従って、計画作成上のデータ収集項目としては、使用率(使用者数÷来店者数)、消化率(使用金額÷設定総金額)、リピート率(使用による来店回数÷総来店回数)、売上占有率(使用による売上高÷総売上高)、販売手数料比率(販売手数料÷売上高)等が考えられます。これらのデータを前提にして計画を作成する事になります。
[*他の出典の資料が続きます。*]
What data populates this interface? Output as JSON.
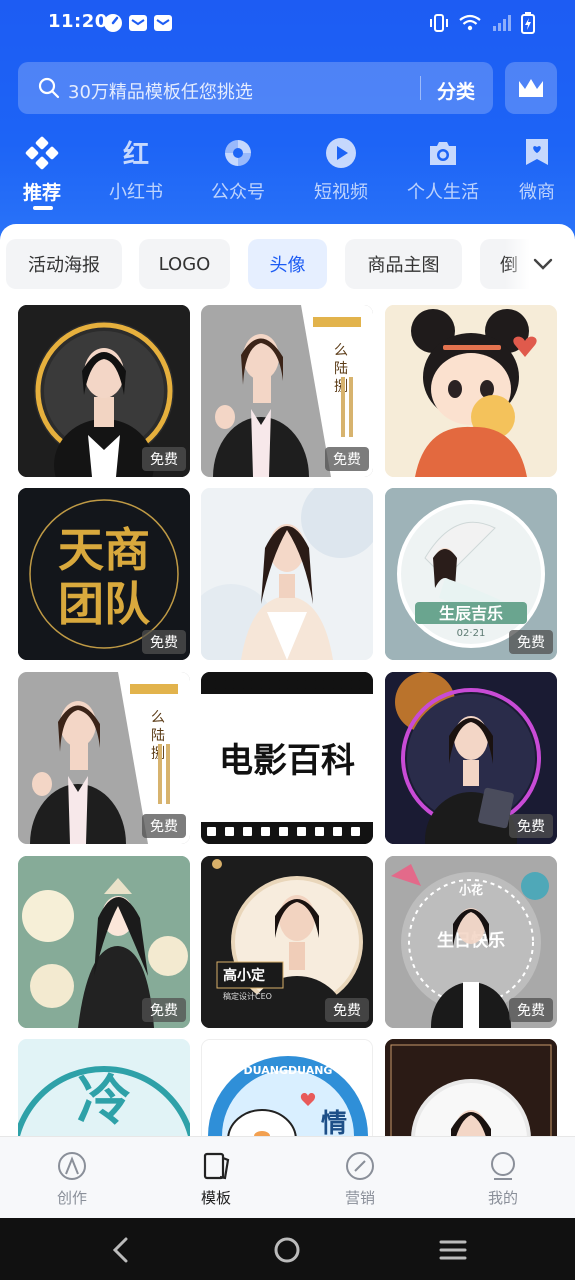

飲食店経営において、消耗品費として処理されるものには、10万円未満の少額物品(店舗の器具備品や設備等)・内装品・食器・メニュー表・紙袋・冷暖房燃料費・清掃用洗剤・作業用具・売り場、調理場、保管庫などの消耗品があげられます。消耗品費については、使用量(消費量)・使用(消費)金額・使用頻度等の大きいもの(経営上、重要性の高いもの)をピックアップして使用期日・使用担当者・使用目的・使用量・使用金額等の項目を確認しながら計画していきます。計画を作成するだけでも消耗品費の節約が期待できます。
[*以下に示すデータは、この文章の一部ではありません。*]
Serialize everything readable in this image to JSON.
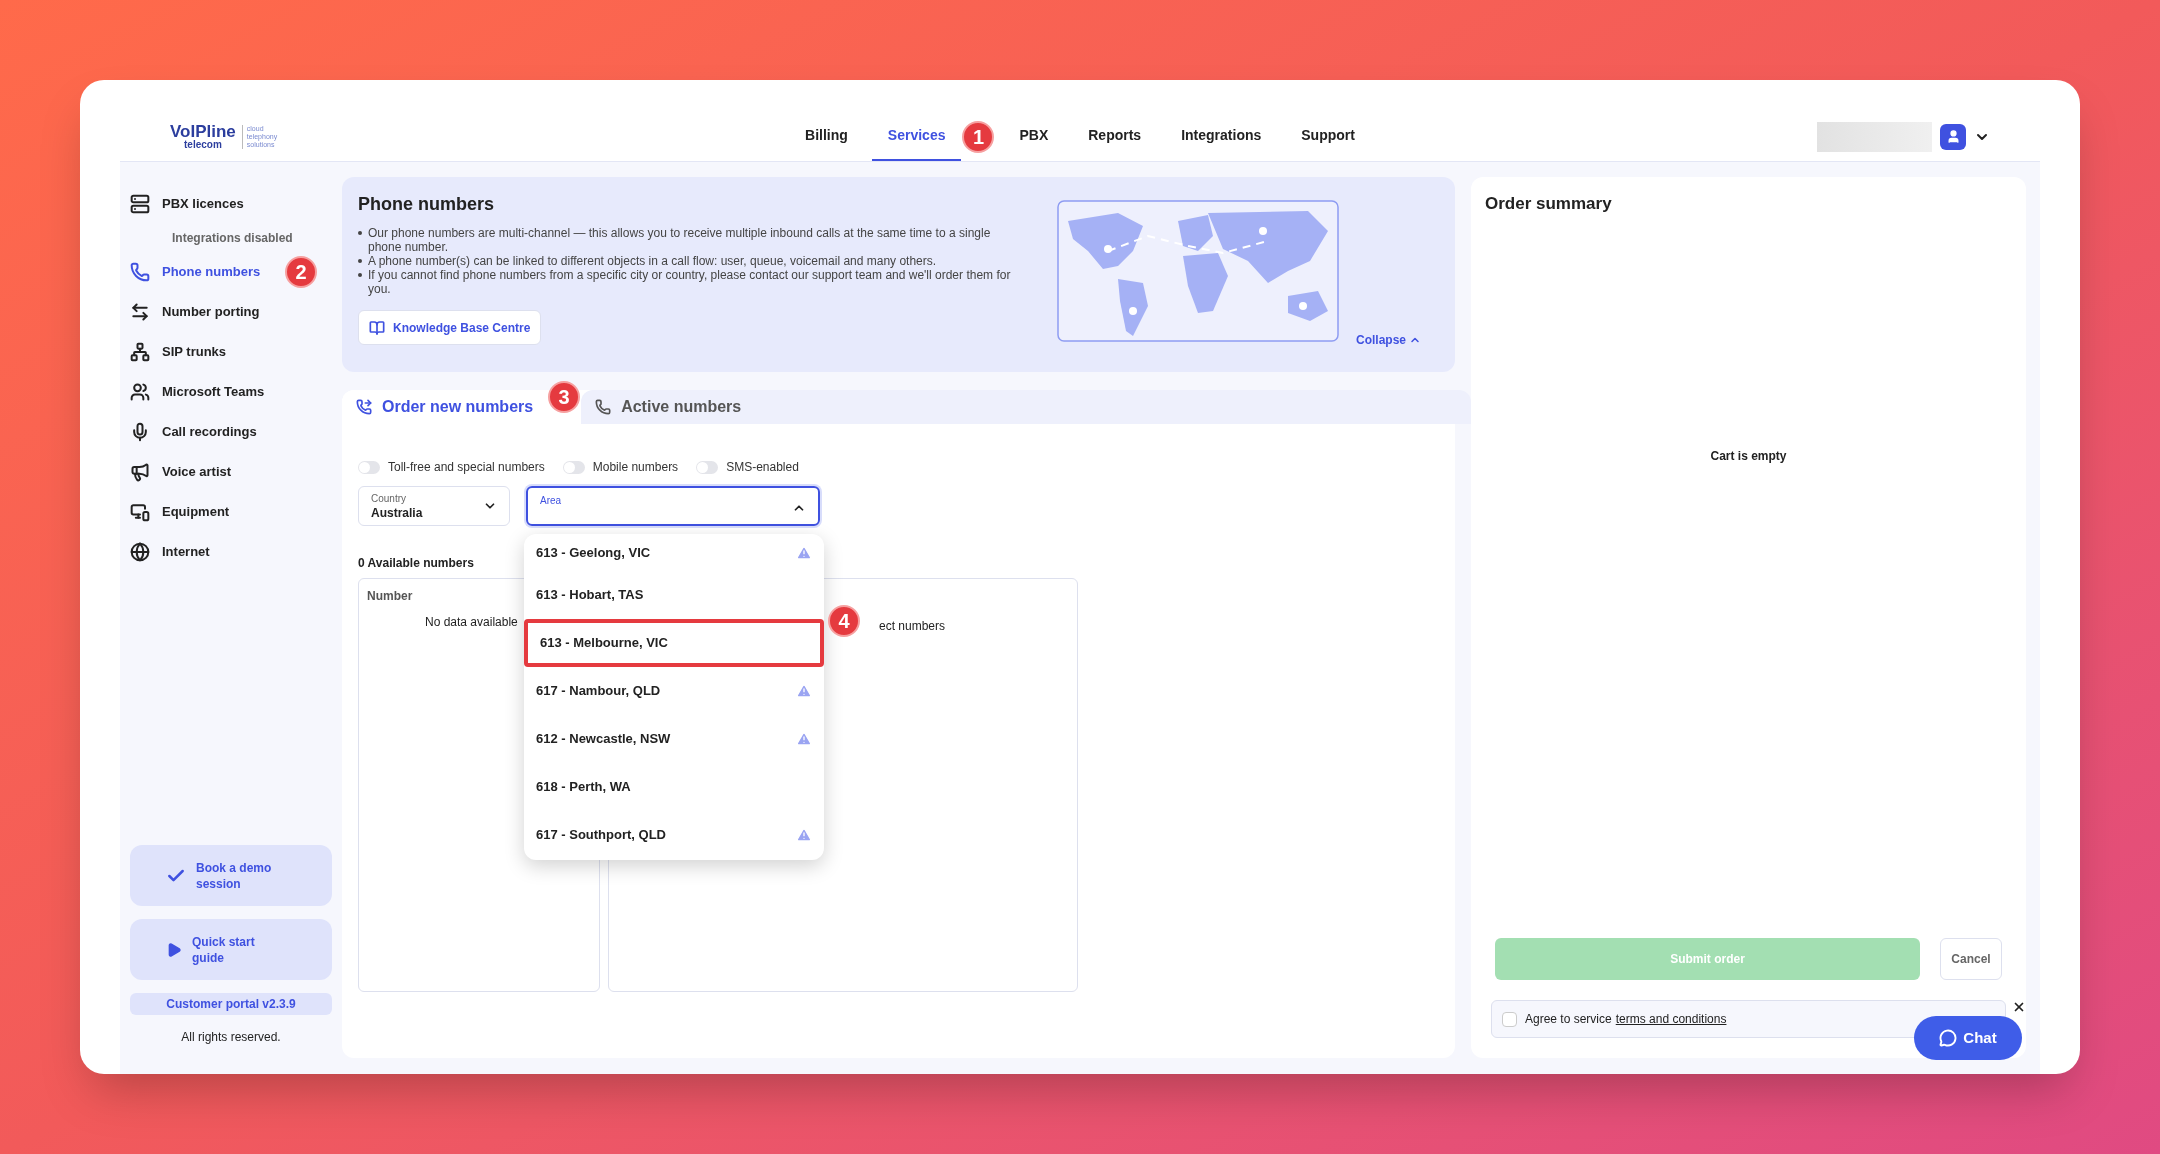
{
  "brand": {
    "name": "VoIPline",
    "sub": "telecom",
    "tagline": [
      "cloud",
      "telephony",
      "solutions"
    ]
  },
  "nav": [
    {
      "label": "Billing",
      "selected": false
    },
    {
      "label": "Services",
      "selected": true,
      "marker": "1"
    },
    {
      "label": "PBX",
      "selected": false
    },
    {
      "label": "Reports",
      "selected": false
    },
    {
      "label": "Integrations",
      "selected": false
    },
    {
      "label": "Support",
      "selected": false
    }
  ],
  "sidebar": {
    "items": [
      {
        "kind": "item",
        "label": "PBX licences",
        "selected": false
      },
      {
        "kind": "note",
        "label": "Integrations disabled"
      },
      {
        "kind": "item",
        "label": "Phone numbers",
        "selected": true,
        "marker": "2"
      },
      {
        "kind": "item",
        "label": "Number porting",
        "selected": false
      },
      {
        "kind": "item",
        "label": "SIP trunks",
        "selected": false
      },
      {
        "kind": "item",
        "label": "Microsoft Teams",
        "selected": false
      },
      {
        "kind": "item",
        "label": "Call recordings",
        "selected": false
      },
      {
        "kind": "item",
        "label": "Voice artist",
        "selected": false
      },
      {
        "kind": "item",
        "label": "Equipment",
        "selected": false
      },
      {
        "kind": "item",
        "label": "Internet",
        "selected": false
      }
    ],
    "cards": [
      "Book a demo session",
      "Quick start guide"
    ],
    "version": "Customer portal v2.3.9",
    "rights": "All rights reserved."
  },
  "info": {
    "title": "Phone numbers",
    "bullets": [
      "Our phone numbers are multi-channel — this allows you to receive multiple inbound calls at the same time to a single phone number.",
      "A phone number(s) can be linked to different objects in a call flow: user, queue, voicemail and many others.",
      "If you cannot find phone numbers from a specific city or country, please contact our support team and we'll order them for you."
    ],
    "button": "Knowledge Base Centre",
    "collapse": "Collapse"
  },
  "tabs": [
    {
      "label": "Order new numbers",
      "selected": true,
      "marker": "3"
    },
    {
      "label": "Active numbers",
      "selected": false
    }
  ],
  "filters": [
    {
      "label": "Toll-free and special numbers",
      "on": false
    },
    {
      "label": "Mobile numbers",
      "on": false
    },
    {
      "label": "SMS-enabled",
      "on": false
    }
  ],
  "country": {
    "label": "Country",
    "value": "Australia"
  },
  "area": {
    "label": "Area",
    "expanded": true,
    "options": [
      {
        "label": "613 - Geelong, VIC",
        "warning": true,
        "highlighted": false
      },
      {
        "label": "613 - Hobart, TAS",
        "warning": false,
        "highlighted": false
      },
      {
        "label": "613 - Melbourne, VIC",
        "warning": false,
        "highlighted": true,
        "marker": "4"
      },
      {
        "label": "617 - Nambour, QLD",
        "warning": true,
        "highlighted": false
      },
      {
        "label": "612 - Newcastle, NSW",
        "warning": true,
        "highlighted": false
      },
      {
        "label": "618 - Perth, WA",
        "warning": false,
        "highlighted": false
      },
      {
        "label": "617 - Southport, QLD",
        "warning": true,
        "highlighted": false
      }
    ]
  },
  "available": "0 Available numbers",
  "table": {
    "column": "Number",
    "empty": "No data available",
    "side_text": "ect numbers"
  },
  "summary": {
    "title": "Order summary",
    "empty": "Cart is empty",
    "submit": {
      "label": "Submit order",
      "disabled": true
    },
    "cancel": "Cancel",
    "agree": {
      "text": "Agree to service",
      "link": "terms and conditions",
      "checked": false
    }
  },
  "chat": "Chat"
}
固定費は、販売計画作成上の留意点でも説明したように、飲食店経営における販売(販促)活動が行われようが行われまいが、必ず発生する費用です。つまり、売上(販売)活動に関係なく、一定額発生する費用です。会計的には、飲食店の採算を確保するための必要利益をひねり出す最後のハードル(回収しなければならない最後の費用)となります。即ち、売上高−変動費−固定費=必要利益(会計的には経常利益)です。なお固定費として、飲食店経営では以下のようなものが代表的なものとしてあげられます。
人件費は、専従者給与、従業員給与、福利厚生費、雑給(アルバイトの給与等)、賞与からなります。固定費のほとんどを占めるので、この項目の計画は重要です。給与については、仕事の種類、内容、成績に応じた給与体系になっていることが重要です。また、専従者給与、従業員給与、雑給、賞与、福利厚生費等については、規定の定めがあり、業務の遂行に合わせて評価基準が整っている事が前提です。この費用の計画作成上の前提としては、従業員(親族)に関する年齢・勤務年数・勤務状況・人事考課内容・給与のベースアップの状況等が考えられます。
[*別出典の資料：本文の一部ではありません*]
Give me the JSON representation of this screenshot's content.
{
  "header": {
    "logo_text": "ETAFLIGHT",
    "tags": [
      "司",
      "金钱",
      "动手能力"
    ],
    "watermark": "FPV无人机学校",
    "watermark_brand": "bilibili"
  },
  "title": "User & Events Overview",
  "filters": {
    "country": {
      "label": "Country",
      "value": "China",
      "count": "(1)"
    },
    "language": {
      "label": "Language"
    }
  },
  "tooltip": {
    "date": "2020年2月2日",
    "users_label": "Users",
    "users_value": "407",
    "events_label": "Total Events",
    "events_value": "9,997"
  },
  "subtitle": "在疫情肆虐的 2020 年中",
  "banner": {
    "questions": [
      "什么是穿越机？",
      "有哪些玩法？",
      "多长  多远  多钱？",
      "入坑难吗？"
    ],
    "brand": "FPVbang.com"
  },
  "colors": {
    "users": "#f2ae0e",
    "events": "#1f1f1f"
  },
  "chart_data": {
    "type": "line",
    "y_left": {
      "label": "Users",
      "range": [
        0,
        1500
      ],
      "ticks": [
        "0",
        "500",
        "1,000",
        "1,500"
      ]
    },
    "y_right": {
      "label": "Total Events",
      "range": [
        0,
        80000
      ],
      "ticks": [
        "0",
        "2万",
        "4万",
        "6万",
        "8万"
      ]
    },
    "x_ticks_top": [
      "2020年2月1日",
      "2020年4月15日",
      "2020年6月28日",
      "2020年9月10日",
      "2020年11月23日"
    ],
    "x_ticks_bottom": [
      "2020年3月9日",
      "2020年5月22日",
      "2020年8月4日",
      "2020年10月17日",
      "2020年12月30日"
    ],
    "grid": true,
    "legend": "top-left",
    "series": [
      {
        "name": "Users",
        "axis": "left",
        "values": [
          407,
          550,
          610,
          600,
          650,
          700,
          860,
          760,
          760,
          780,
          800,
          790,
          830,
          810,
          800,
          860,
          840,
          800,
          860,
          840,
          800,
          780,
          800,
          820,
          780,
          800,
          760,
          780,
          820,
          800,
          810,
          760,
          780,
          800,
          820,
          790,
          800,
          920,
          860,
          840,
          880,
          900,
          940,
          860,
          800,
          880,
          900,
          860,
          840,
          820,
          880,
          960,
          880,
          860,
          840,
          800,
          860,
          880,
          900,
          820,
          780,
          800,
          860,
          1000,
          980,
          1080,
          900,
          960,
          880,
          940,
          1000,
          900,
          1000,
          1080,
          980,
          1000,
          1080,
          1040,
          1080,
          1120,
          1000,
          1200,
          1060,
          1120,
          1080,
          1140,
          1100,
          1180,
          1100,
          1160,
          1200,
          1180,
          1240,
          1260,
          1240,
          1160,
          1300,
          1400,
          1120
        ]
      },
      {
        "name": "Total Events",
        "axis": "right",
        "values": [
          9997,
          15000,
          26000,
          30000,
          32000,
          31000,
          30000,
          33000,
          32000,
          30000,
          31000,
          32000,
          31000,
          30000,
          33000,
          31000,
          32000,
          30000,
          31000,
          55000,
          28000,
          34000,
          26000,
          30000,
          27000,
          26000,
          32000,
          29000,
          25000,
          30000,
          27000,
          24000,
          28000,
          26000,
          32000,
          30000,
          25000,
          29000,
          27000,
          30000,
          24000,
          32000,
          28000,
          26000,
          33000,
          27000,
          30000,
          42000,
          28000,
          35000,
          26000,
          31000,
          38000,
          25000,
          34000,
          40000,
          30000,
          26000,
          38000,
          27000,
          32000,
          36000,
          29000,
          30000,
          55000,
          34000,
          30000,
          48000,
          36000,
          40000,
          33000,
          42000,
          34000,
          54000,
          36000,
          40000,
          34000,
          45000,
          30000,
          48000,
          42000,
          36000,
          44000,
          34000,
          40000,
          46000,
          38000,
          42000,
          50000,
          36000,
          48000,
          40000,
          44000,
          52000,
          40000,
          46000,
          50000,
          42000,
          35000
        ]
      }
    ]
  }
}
接待交際費は、得意先や事業に関係のある者について、接待・供応・慰安・贈答をした行為のために支出する費用をいいます。通常は将来的な売上の伸びに関係することを期待して支出する費用ですから、売上に対する支出割合は重要な意味を持ちます。また、同地域の同規模の同業他者との比較で支出割合を計画するのも一つの考え方です。この費用の計画作成上の前提としては、支出した内容・場所・相手方、支出の理由、支出金額等があげられます。
広告宣伝費とは、不特定多数(一般消費者)の人たちに対して、取扱メニューや取扱サービスの内容を知らしめて、販売を促進することを意図した支出を言います。事業者にとって商圏における知名度を高め、信用を培い、間接的に販売の拡張を図る費用ではありますが、効果的な使い方を考えるべきです。通常、広告宣伝費は、売上高の3%以内が標準とされていますので、参考にしてください。この費用の計画作成上の前提としては、使用した広告媒体、広告作成を依頼した業者、広告の内容、支出金額、広告後の効果(状況変化)、広告による集客数等があげられます。
維持管理費とは、飲食店経営に関する資産の保有、使用等について発生する費用をいいます。即ち、保有については店舗、附属施設、器具備品等の減価償却費、修繕費、固定資産税等の費用をいい、使用に関しては支払地代・支払保険料・水道光熱費・事務費・通信交通費・リース料等の管理費を言います。固定費は、1)の人件費、2)、3)の販売固定費、4)の管理固定費からなり、これらの3つの分野の固定費を限界利益(粗利益)から控除した残りが必要利益ですから、限界利益(粗利益)から必要(目標)利益を差し引いた残りを、それぞれ3つの分野の固定費につき人件費が50%、販売固定費が15%、管理固定費が35%という割合を計画作成上の目安にすると良いでしょう。この事を前提に、それぞれの項目につき、支払期日、支払先、支払金額等のデータを収集し、計画作成上の参考資料とします。